Das wird oft verwechselt, auch Okwui Enwezor, der neue Chef im Haus der Kunst, hatte die Ausstellung in seinen Räumen vermutet. Andererseits ist es naheliegend, dass die Nazis ihren Kunsttempel nicht „entweihen” wollten mit „gequälter Leinwand”, „seelischer Verwesung” oder „geisteskranken Nichtskönnern”. So wurden Beckmann, Kokoschka, Nolde und ihre Kollegen auf Flugblättern verunglimpft, mit denen die Reichskammer der bildenden Künste die Femeschau ankündigte.

In den heutigen Räumen des Theatermuseums wurden 650 Kunstwerke aus 32 deutschen Museen gezeigt – im Vergleich mit Zeichnungen von geistig Behinderten oder in Kombination mit Fotos verkrüppelter Menschen. Die Auswahlkriterien indes waren nicht immer eindeutig. Franz Marcs berühmter „Turm der Blauen Pferde” musste wieder aus den Galerieräumen genommen werden. Der Deutsche Offiziersverein protestierte, weil der im ersten Weltkrieg gefallene Maler als um „das Reich und Vaterland verdienter” Soldat galt und nicht „mit der Schande dieser Ausstellung in Verbindung gebracht” werden sollte. Vier andere Gemälde Marcs blieben allerdings in der Schau.

Die Skulpturen Rudolf Bellings tauchten dafür gleich zweimal auf – im „Haus der deutschen Kunst” war sein „Boxer Max Schmeling” zu sehen, unter den „Entarteten” zwei kubistisch beeinflusste Arbeiten, die schließlich schnellstens entfernt wurden.

Die Schau am Hofgarten gilt als das Ende der freien Kunst und der Avantgarde.
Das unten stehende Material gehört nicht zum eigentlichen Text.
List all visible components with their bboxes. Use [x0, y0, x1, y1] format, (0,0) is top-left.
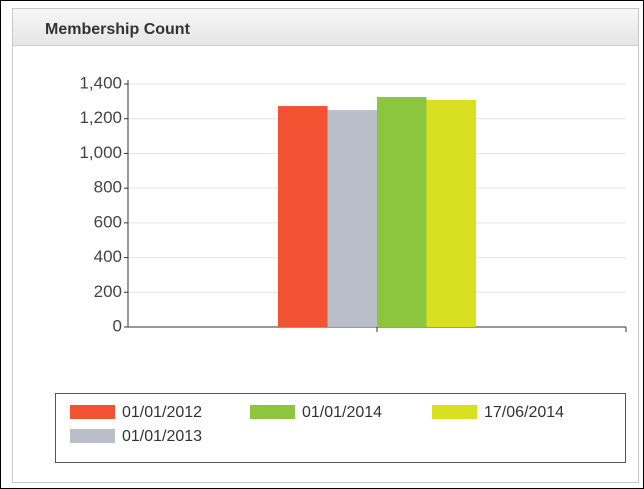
- bar: [327, 110, 377, 328]
- bar: [377, 97, 427, 328]
- legend-label: 01/01/2014: [302, 404, 382, 421]
- panel-header: [13, 9, 638, 45]
- y-tick-label: 600: [94, 212, 122, 231]
- y-tick-label: 400: [94, 247, 122, 266]
- y-tick-label: 0: [113, 316, 122, 335]
- legend-label: 01/01/2012: [122, 404, 202, 421]
- bar: [426, 99, 476, 328]
- legend-label: 01/01/2013: [122, 428, 202, 445]
- legend-swatch: [250, 405, 295, 419]
- y-tick-label: 800: [94, 178, 122, 197]
- y-tick-label: 200: [94, 282, 122, 301]
- chart-title: Membership Count: [45, 21, 191, 38]
- bar: [278, 106, 328, 327]
- y-tick-label: 1,400: [79, 73, 122, 92]
- legend-swatch: [70, 405, 115, 419]
- legend-label: 17/06/2014: [484, 404, 564, 421]
- legend-swatch: [432, 405, 477, 419]
- legend-swatch: [70, 429, 115, 443]
- legend-box: [55, 393, 626, 463]
- y-tick-label: 1,000: [79, 143, 122, 162]
- y-tick-label: 1,200: [79, 108, 122, 127]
Sie lockte drei Millionen Besucher an – der Eintritt war übrigens frei – und zog bis 1941 noch durch zwölf weitere deutsche Städte. Parallel dazu wurden beträchtliche Mengen unerwünschter Kunstwerke beschlagnahmt, die Nazis sprachen von einer „Säuberung” deutscher Sammlungen. Vieles davon wurde brutal zerstört oder ins Ausland verkauft.